I just wanted to point out we recently got fast track status for AUD as well, just a few weeks ago. We're the only drug in development that has fast track status for AUD.
Thank you. On that note, I wanted, you've been upfront about your intentions to partner pemvidutide ahead of the phase 3 trial for obesity. Can you discuss your business development plan? Has anything changed?

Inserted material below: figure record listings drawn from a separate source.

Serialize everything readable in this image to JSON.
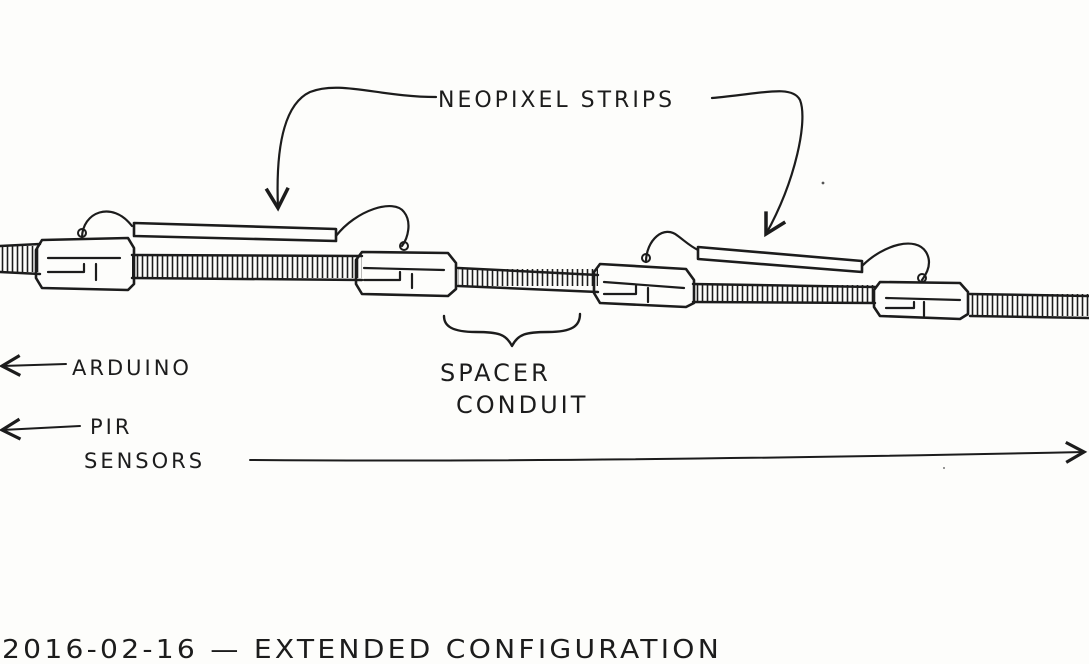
{
  "labels": {
    "neopixel": "NEOPIXEL STRIPS",
    "spacer_line1": "SPACER",
    "spacer_line2": "CONDUIT",
    "arduino": "ARDUINO",
    "pir_line1": "PIR",
    "pir_line2": "SENSORS",
    "caption": "2016-02-16 — EXTENDED CONFIGURATION"
  },
  "colors": {
    "ink": "#1c1c1c",
    "paper": "#fdfdfb"
  }
}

No. I mean, as far as obesity is concerned, as I've mentioned, our focus is not to go primarily after obesity as the main indication. In our partnership discussion, that's clearly an option that our partner can pursue. We think we bring much more value by going after serious liver diseases. Also, there's going to be tremendous pricing pressure on obesity drugs as more and more drugs get approved. Already with just two drugs, we are seeing a significant price war out there. Whereas if you are going after a serious disease that results from obesity, it's a totally different value proposition. We plan to stick with that strategy and really move forward full speed ahead in NASH. We'll look forward to getting the data from AUD and ALD as well.
As Scott lined up earlier with NASH, you know we are expecting the 48-week data, a very important milestone coming up, as well as the end-of-phase 2 meeting with the FDA coming up. Looking forward to then really talking about our phase 3 program next year.
Thanks, Vipin. Thanks, Scott. Thanks for joining us here at Morgan Stanley for the conference.
Thank you very much. Thank you for having us.